The statue, erected in 1913, was moved to its current location in 1971 and has an inscription that reads “To Our Heroes of Montgomery Co., Maryland, that we through life may not forget to love the thin gray line.”
County Executive Ike Leggett said he decided to move the statue and place it in storage if need be until he can decide where it should go, as has Rep. Chris Van Hollen (D-8). According to county and state attorneys, Leggett has the ability to move the statue, although the council needs to approve costs associated with it. But Rockville staffers also said the Historic District Commission needs to approve the fate of the statue.
Leggett said the Rockville discussions and the need for Historic District Commission approval would not affect his decision, although the discussions could address where the county should move the statue. Council member Craig Rice (D-2) also said he supported moving the statue, and the county was already getting together stakeholders when Rockville decided to hold their work session tonight.
While many residents at the session said they supported Leggett’s decision and his boldness, others said he should not have made the decision without waiting for public input. Some city residents said they did not think the city council should spend its time – with meetings that already routinely go at least until midnight – discussing a statue over which it has no property rights.
“I believe this issue is one for Montgomery County and the Maryland Historical Trust,” wrote Brigitta Mullican, a candidate for council, to the current mayor and council. “Staff time on this is not appropriate for the City of Rockville.”
Peerless Rockville Executive Director Nancy Pickard said she would prefer to see additional context added to the statue as a historical marker rather than have it removed, as did historians Eileen McGuckian and Matt Logan of the county’s historical society.
But Leggett said it does not have to remain on county property for people to learn from it.
“They can see it in a museum or whatever location it may be, but it doesn’t have to be in that location to reflect the history,” Leggett said.

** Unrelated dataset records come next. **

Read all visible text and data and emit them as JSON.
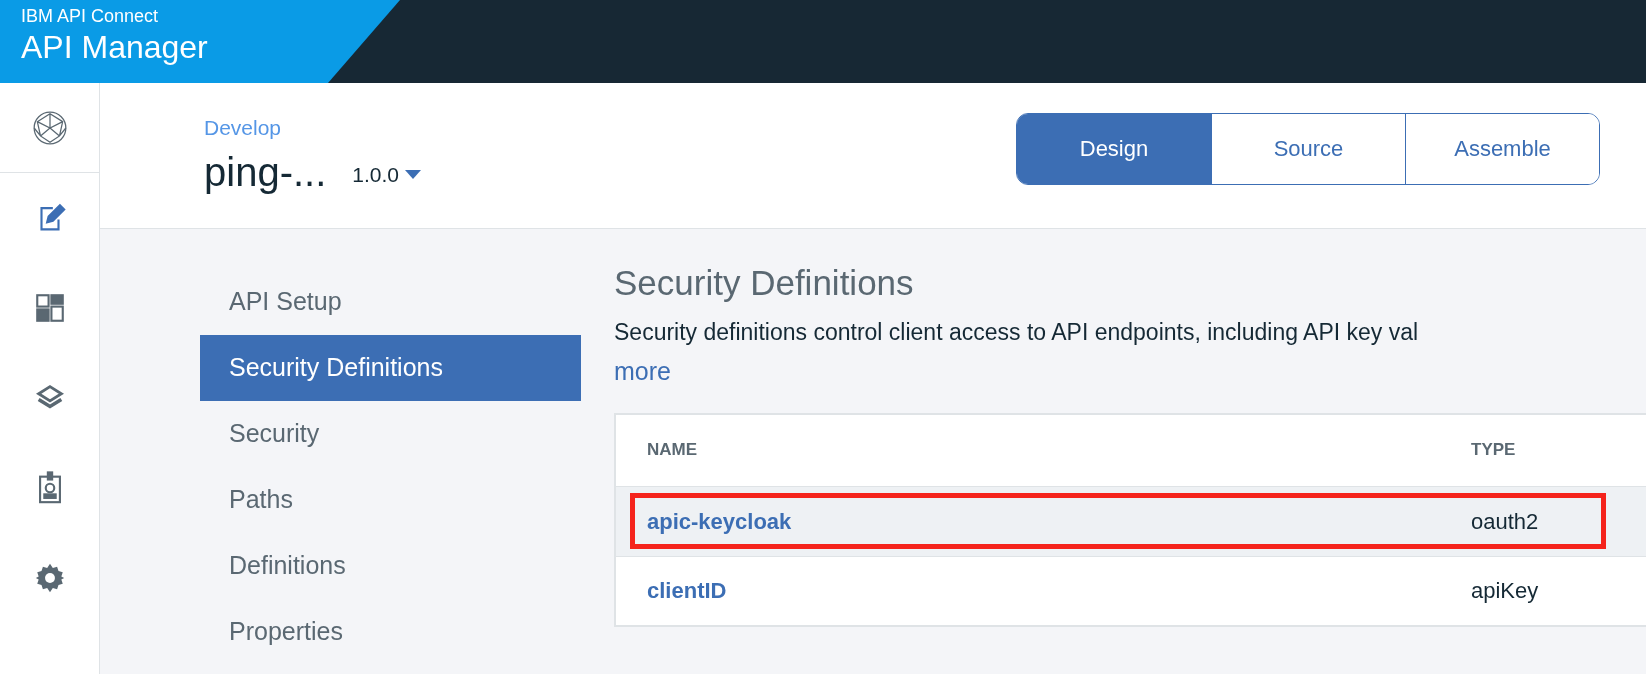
{
  "header": {
    "brand": "IBM API Connect",
    "product": "API Manager"
  },
  "breadcrumb": "Develop",
  "api": {
    "name": "ping-...",
    "version": "1.0.0"
  },
  "tabs": [
    {
      "label": "Design",
      "selected": true
    },
    {
      "label": "Source",
      "selected": false
    },
    {
      "label": "Assemble",
      "selected": false
    }
  ],
  "nav": [
    {
      "label": "API Setup",
      "selected": false
    },
    {
      "label": "Security Definitions",
      "selected": true
    },
    {
      "label": "Security",
      "selected": false
    },
    {
      "label": "Paths",
      "selected": false
    },
    {
      "label": "Definitions",
      "selected": false
    },
    {
      "label": "Properties",
      "selected": false
    }
  ],
  "section": {
    "title": "Security Definitions",
    "description": "Security definitions control client access to API endpoints, including API key val",
    "more_link": "more"
  },
  "table": {
    "columns": [
      "NAME",
      "TYPE"
    ],
    "rows": [
      {
        "name": "apic-keycloak",
        "type": "oauth2",
        "highlighted": true
      },
      {
        "name": "clientID",
        "type": "apiKey",
        "highlighted": false
      }
    ]
  }
}
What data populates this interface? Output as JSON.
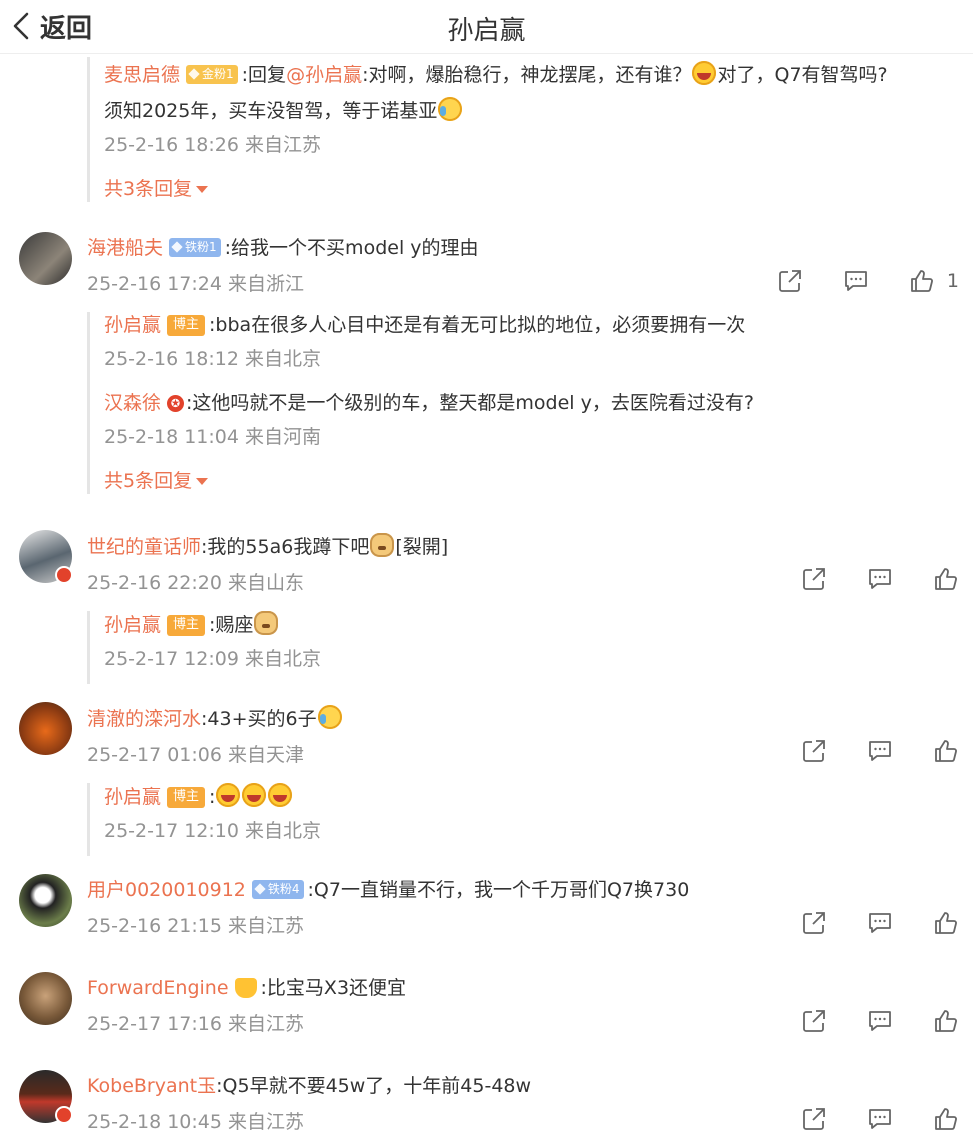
{
  "header": {
    "back_label": "返回",
    "title": "孙启赢"
  },
  "top_reply": {
    "name": "麦思启德",
    "badge": "金粉1",
    "text_1": ":回复",
    "mention": "@孙启赢",
    "text_2": ":对啊，爆胎稳行，神龙摆尾，还有谁？",
    "text_3": "对了，Q7有智驾吗?",
    "text_4": "须知2025年，买车没智驾，等于诺基亚",
    "time": "25-2-16 18:26 来自江苏",
    "more": "共3条回复"
  },
  "comments": [
    {
      "name": "海港船夫",
      "badge": "铁粉1",
      "text": ":给我一个不买model y的理由",
      "time": "25-2-16 17:24 来自浙江",
      "likes": "1",
      "replies": [
        {
          "name": "孙启赢",
          "badge": "博主",
          "text": ":bba在很多人心目中还是有着无可比拟的地位，必须要拥有一次",
          "time": "25-2-16 18:12 来自北京"
        },
        {
          "name": "汉森徐",
          "text": ":这他吗就不是一个级别的车，整天都是model y，去医院看过没有?",
          "time": "25-2-18 11:04 来自河南"
        }
      ],
      "more": "共5条回复"
    },
    {
      "name": "世纪的童话师",
      "text": ":我的55a6我蹲下吧",
      "text_2": "[裂開]",
      "time": "25-2-16 22:20 来自山东",
      "replies": [
        {
          "name": "孙启赢",
          "badge": "博主",
          "text": ":赐座",
          "time": "25-2-17 12:09 来自北京"
        }
      ]
    },
    {
      "name": "清澈的滦河水",
      "text": ":43+买的6子",
      "time": "25-2-17 01:06 来自天津",
      "replies": [
        {
          "name": "孙启赢",
          "badge": "博主",
          "text": ":",
          "time": "25-2-17 12:10 来自北京"
        }
      ]
    },
    {
      "name": "用户0020010912",
      "badge": "铁粉4",
      "text": ":Q7一直销量不行，我一个千万哥们Q7换730",
      "time": "25-2-16 21:15 来自江苏"
    },
    {
      "name": "ForwardEngine",
      "text": ":比宝马X3还便宜",
      "time": "25-2-17 17:16 来自江苏"
    },
    {
      "name": "KobeBryant玉",
      "text": ":Q5早就不要45w了，十年前45-48w",
      "time": "25-2-18 10:45 来自江苏"
    }
  ],
  "colors": {
    "name": "#eb7350",
    "meta": "#939393",
    "host_badge": "#f7a93a",
    "fan_badge_gold": "#f8c34e",
    "fan_badge_iron": "#8fb6ee"
  },
  "icons": [
    "back-arrow-icon",
    "share-icon",
    "comment-icon",
    "like-icon"
  ]
}
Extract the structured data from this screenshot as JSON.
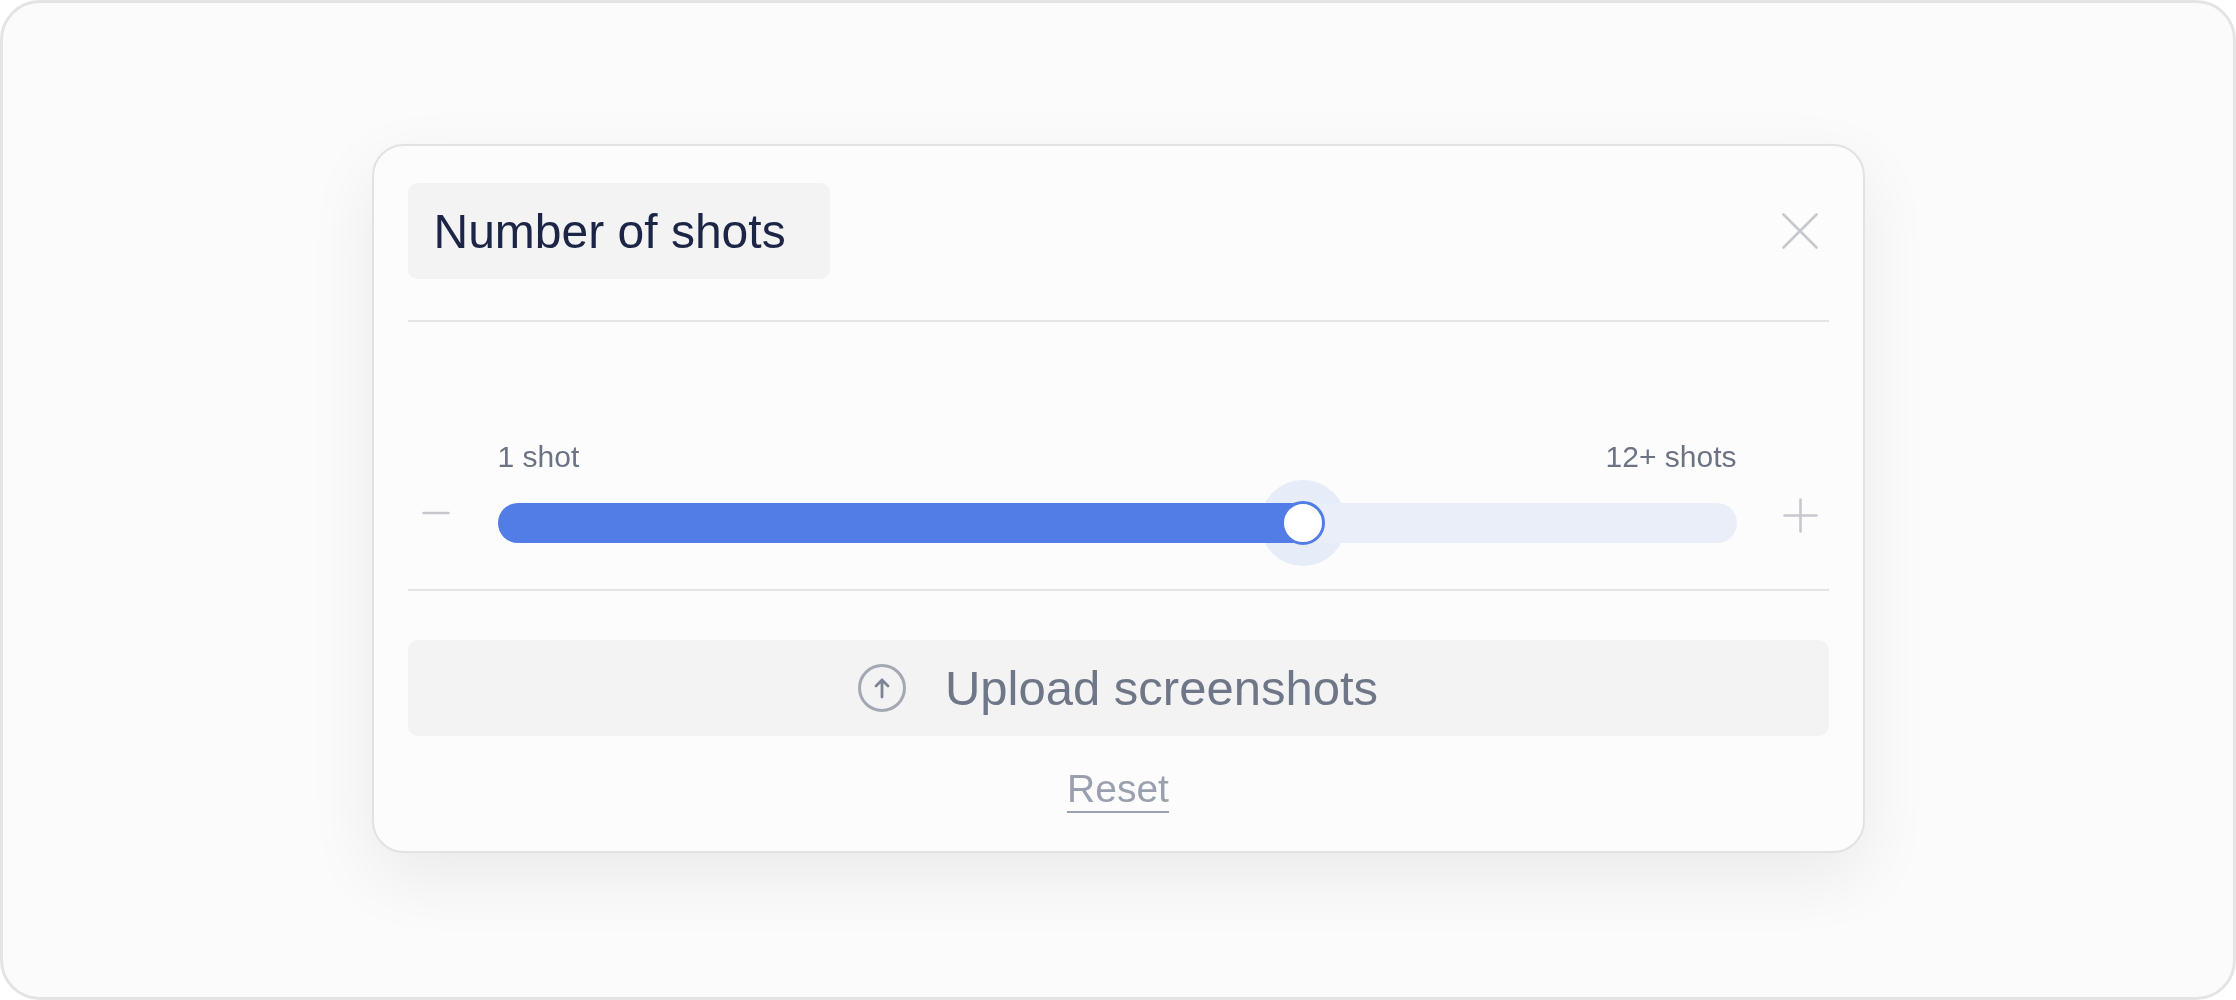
{
  "dialog": {
    "title": "Number of shots"
  },
  "slider": {
    "min_label": "1 shot",
    "max_label": "12+ shots",
    "level": 0.65
  },
  "upload_button": {
    "label": "Upload screenshots"
  },
  "reset_link": {
    "label": "Reset"
  }
}
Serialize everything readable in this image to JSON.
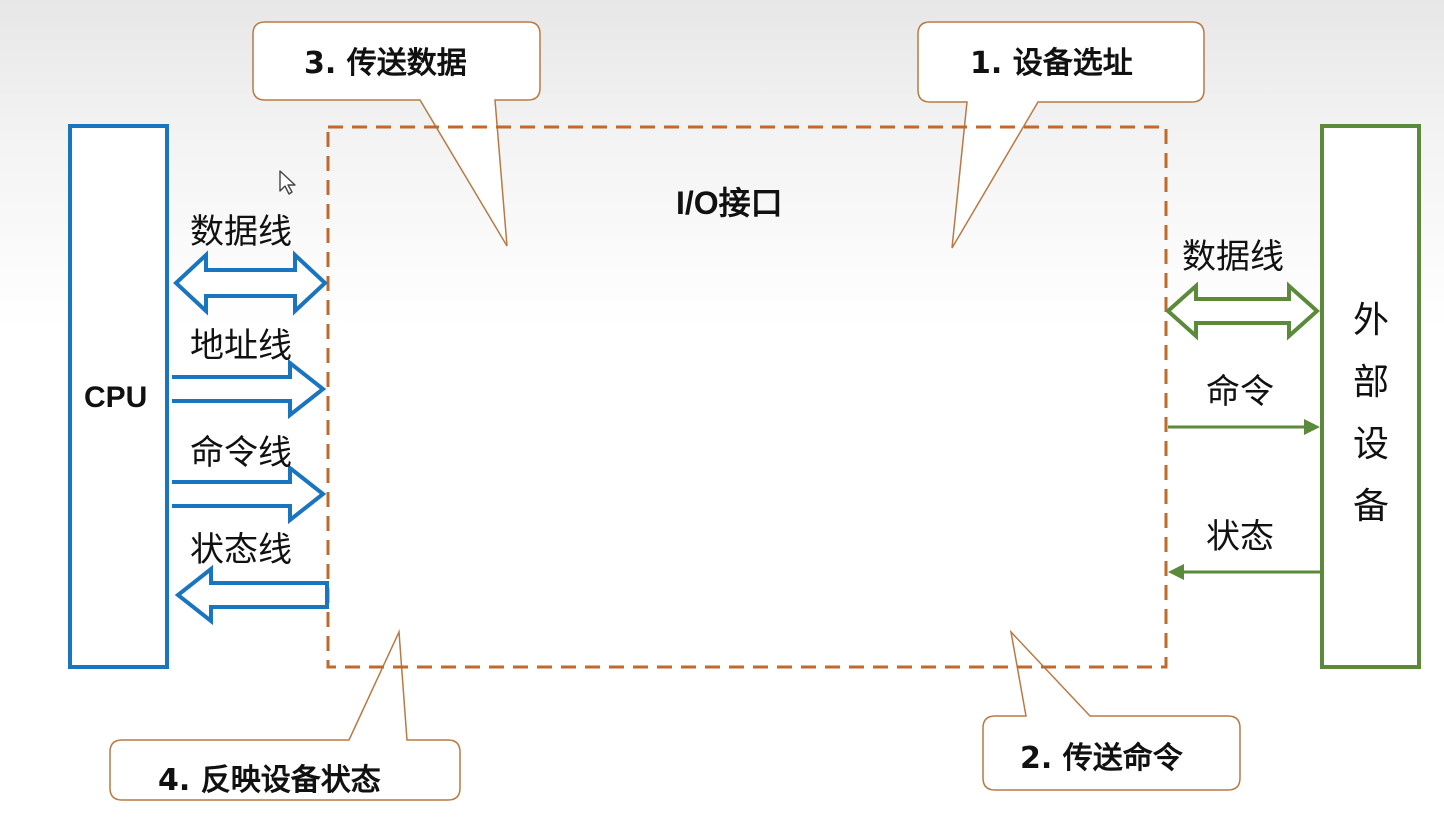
{
  "callouts": {
    "c3": "3. 传送数据",
    "c1": "1. 设备选址",
    "c4": "4. 反映设备状态",
    "c2": "2. 传送命令"
  },
  "cpu": {
    "label": "CPU"
  },
  "io": {
    "label": "I/O接口"
  },
  "device": {
    "chars": [
      "外",
      "部",
      "设",
      "备"
    ]
  },
  "cpu_lines": {
    "data": "数据线",
    "address": "地址线",
    "command": "命令线",
    "status": "状态线"
  },
  "device_lines": {
    "data": "数据线",
    "command": "命令",
    "status": "状态"
  },
  "colors": {
    "cpu_blue": "#1a75bf",
    "device_green": "#5a8a3a",
    "io_dashed": "#c0692a",
    "callout_border": "#b87a44"
  }
}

Former Peerless Executive Director Mary van Balgooy said the statue could be moved to a cemetery in Rockville, where soldiers for both sides are buried.
But Menare Foundation Founder Tony Cohen also said to think about the statue’s history through its own eyes as it has seen history evolve, including a young Thurgood Marshall file one of his earliest civil rights cases and Cohen recite his own vows to marry his partner.
“Without symbols of both, what story will be left for future generations to know?” he asked.
But still others felt the symbolism of the statue was too strong to keep it near the courthouse, which is supposed to represent justice. Louis Nayman, who also had started a petition to remove the statue, said his ancestors went through the Holocaust and many were killed.
“I’m well aware of the power of symbols for good and evil, especially symbols on government property… and imply government approval,” he said.
On the other side, some descendants of confederate veterans also felt their symbols have been co-opted for racist extremists. Maryland Division commander Jay Barringer of the Sons of Confederate Veterans said the Charleston shooting by Dylann Roof was “speciously linked” to SCV values.
Silver Spring resident Will Jawando, who is also running for Congress in District 8, said he agrees we need to put it in context but also have to remember the underlying problems, not just the symbols.
“Let’s not forget that they’re still deep legacies that we’re struggling with here in Montgomery County like the achievement gap,” he said.
Leggett said he expects to have cost estimates and how to move the statue by the end of the week. The County Council would have to approve expenditures associated with the move, according to Rice.